On Wed, Jan 30, 2013 at 2:07 AM, Rob Clark robdclark@gmail.com wrote:
========================== Basic problem statement:
GPU's do operations that commonly involve many buffers. Those buffers can be shared across contexts/processes, exist in different memory domains (for example VRAM vs system memory), and so on. And with PRIME / dmabuf, they can even be shared across devices. So there are a handful of situations where the driver needs to wait for buffers to become ready. If you think about this in terms of waiting on a buffer mutex for it to become available, this presents a problem because there is no way to guarantee that buffers appear in a execbuf/batch in the same order in all contexts. That is directly under control of userspace, and a result of the sequence of GL calls that an application makes. Which results in the potential for deadlock. The problem gets more complex when you consider that the kernel may need to migrate the buffer(s) into VRAM before the GPU operates on the buffer(s), which main in turn require evicting some other buffers (and you don't want to evict other buffers which are already queued up to the GPU), but for a simplified understanding of the problem you can ignore this.

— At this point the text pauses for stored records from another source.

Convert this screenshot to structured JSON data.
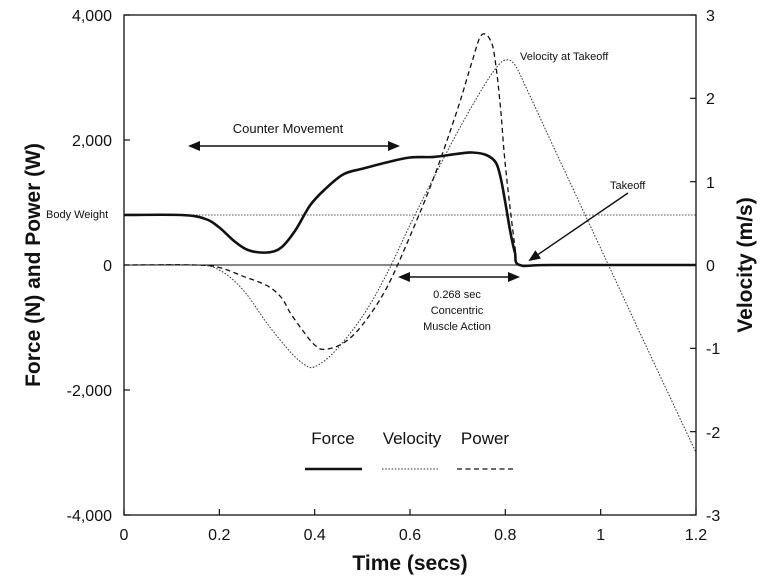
{
  "chart_data": {
    "type": "line",
    "xlabel": "Time (secs)",
    "ylabel_left": "Force (N) and Power (W)",
    "ylabel_right": "Velocity (m/s)",
    "xlim": [
      0,
      1.2
    ],
    "ylim_left": [
      -4000,
      4000
    ],
    "ylim_right": [
      -3,
      3
    ],
    "x_ticks": [
      "0",
      "0.2",
      "0.4",
      "0.6",
      "0.8",
      "1",
      "1.2"
    ],
    "y_left_ticks": [
      "4,000",
      "2,000",
      "0",
      "-2,000",
      "-4,000"
    ],
    "y_right_ticks": [
      "3",
      "2",
      "1",
      "0",
      "-1",
      "-2",
      "-3"
    ],
    "body_weight": 800,
    "series": [
      {
        "name": "Force",
        "axis": "left",
        "style": "solid-thick",
        "x": [
          0,
          0.12,
          0.17,
          0.2,
          0.23,
          0.26,
          0.3,
          0.33,
          0.36,
          0.39,
          0.42,
          0.46,
          0.5,
          0.55,
          0.6,
          0.65,
          0.7,
          0.73,
          0.76,
          0.78,
          0.79,
          0.8,
          0.81,
          0.82,
          0.83,
          0.9,
          1.2
        ],
        "y": [
          800,
          800,
          740,
          600,
          390,
          240,
          200,
          280,
          560,
          950,
          1200,
          1450,
          1540,
          1640,
          1720,
          1730,
          1780,
          1800,
          1760,
          1640,
          1400,
          1000,
          550,
          200,
          0,
          0,
          0
        ]
      },
      {
        "name": "Velocity",
        "axis": "right",
        "style": "dotted",
        "x": [
          0,
          0.15,
          0.2,
          0.25,
          0.3,
          0.35,
          0.38,
          0.4,
          0.44,
          0.5,
          0.55,
          0.6,
          0.65,
          0.7,
          0.75,
          0.78,
          0.8,
          0.82,
          0.85,
          0.9,
          1.0,
          1.1,
          1.2
        ],
        "y": [
          0,
          0,
          -0.06,
          -0.3,
          -0.7,
          -1.05,
          -1.2,
          -1.22,
          -1.05,
          -0.62,
          -0.12,
          0.48,
          1.05,
          1.6,
          2.1,
          2.36,
          2.46,
          2.4,
          2.05,
          1.43,
          0.2,
          -1.03,
          -2.25
        ]
      },
      {
        "name": "Power",
        "axis": "left",
        "style": "dashed",
        "x": [
          0,
          0.15,
          0.2,
          0.25,
          0.3,
          0.33,
          0.35,
          0.38,
          0.4,
          0.42,
          0.46,
          0.5,
          0.55,
          0.6,
          0.65,
          0.7,
          0.73,
          0.75,
          0.77,
          0.78,
          0.79,
          0.8,
          0.82,
          0.83,
          0.9,
          1.2
        ],
        "y": [
          0,
          0,
          -40,
          -180,
          -330,
          -520,
          -780,
          -1100,
          -1280,
          -1350,
          -1250,
          -960,
          -380,
          460,
          1400,
          2500,
          3250,
          3680,
          3580,
          3200,
          2500,
          1600,
          300,
          0,
          0,
          0
        ]
      }
    ],
    "annotations": {
      "counter_movement": "Counter Movement",
      "body_weight": "Body Weight",
      "velocity_takeoff": "Velocity at Takeoff",
      "takeoff": "Takeoff",
      "concentric_line1": "0.268 sec",
      "concentric_line2": "Concentric",
      "concentric_line3": "Muscle Action"
    },
    "legend": {
      "placement": "bottom-center",
      "labels": [
        "Force",
        "Velocity",
        "Power"
      ]
    },
    "grid": false
  }
}
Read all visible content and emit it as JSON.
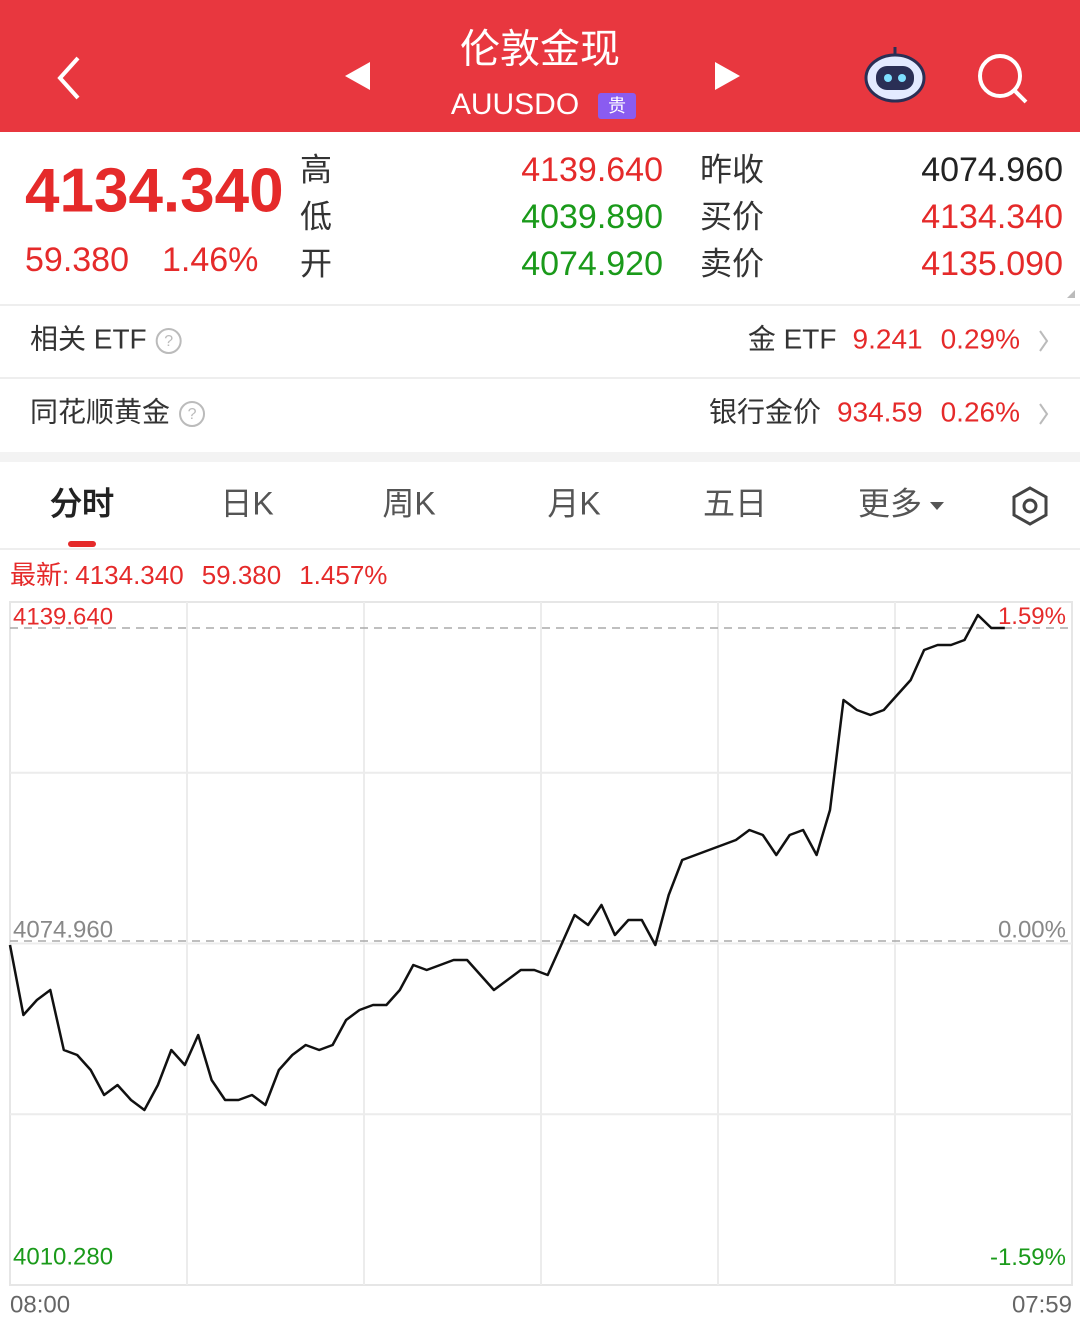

The algorithm that TTM came up with for dealing with this problem is quite simple. For each group of buffers (execbuf) that need to be locked, the caller would be assigned a unique reservation_id, from a global counter. In case of deadlock in the process of locking all the buffers associated with a execbuf, the one with the lowest reservation_id wins, and the one with the higher reservation_id unlocks all of the buffers that it has already locked, and then tries again.
Originally TTM implemented this algorithm on top of an event-queue and atomic-ops, but Maarten Lankhorst realized that by merging this with the mutex code we could take advantage of the existing mutex fast-path code and result in a simpler solution, and so ticket_mutex was born. (Well, there where also some additional complexities with the original implementation when you start adding in cross-device buffer sharing for PRIME.. Maarten could probably better explain.)
I think the motivational writeup above is really nice, but the example code below is a bit wrong
How it is used:
A very simplified version:
int submit_execbuf(execbuf) { /* acquiring locks, before queuing up to GPU: */ seqno = assign_global_seqno(); retry: for (buf in execbuf->buffers) { ret = mutex_reserve_lock(&buf->lock, seqno); switch (ret) { case 0: /* we got the lock */ break; case -EAGAIN: /* someone with a lower seqno, so unreserve and try again: */ for (buf2 in reverse order starting before buf in execbuf->buffers) mutex_unreserve_unlock(&buf2->lock); goto retry; default: goto err; } }
/* now everything is good to go, submit job to GPU: */ ...
}
int finish_execbuf(execbuf) { /* when GPU is finished: */ for (buf in execbuf->buffers) mutex_unreserve_unlock(&buf->lock); } ==========================
Since gpu command submission is all asnyc (hopefully at least) we don't unlock once it completes, but right away after the commands are submitted. Otherwise you wouldn't be able to submit new execbufs using the same buffer objects (and besides, holding locks while going back out to userspace is evil).
The trick is to add a fence object for async operation (essentially a waitqueue on steriods to support gpu->gpu direct signalling). And updating fences for a given execbuf needs to happen atomically for all buffers, for otherwise userspace could trick the kernel into creating a circular fence chain. This wouldn't deadlock the kernel, since everything is async, but it'll nicely deadlock the gpus involved. Hence why we need ticketing locks to get dma_buf fences off the ground.
Maybe wait for Maarten's feedback, then update your motivational blurb a bit?
Cheers, Daniel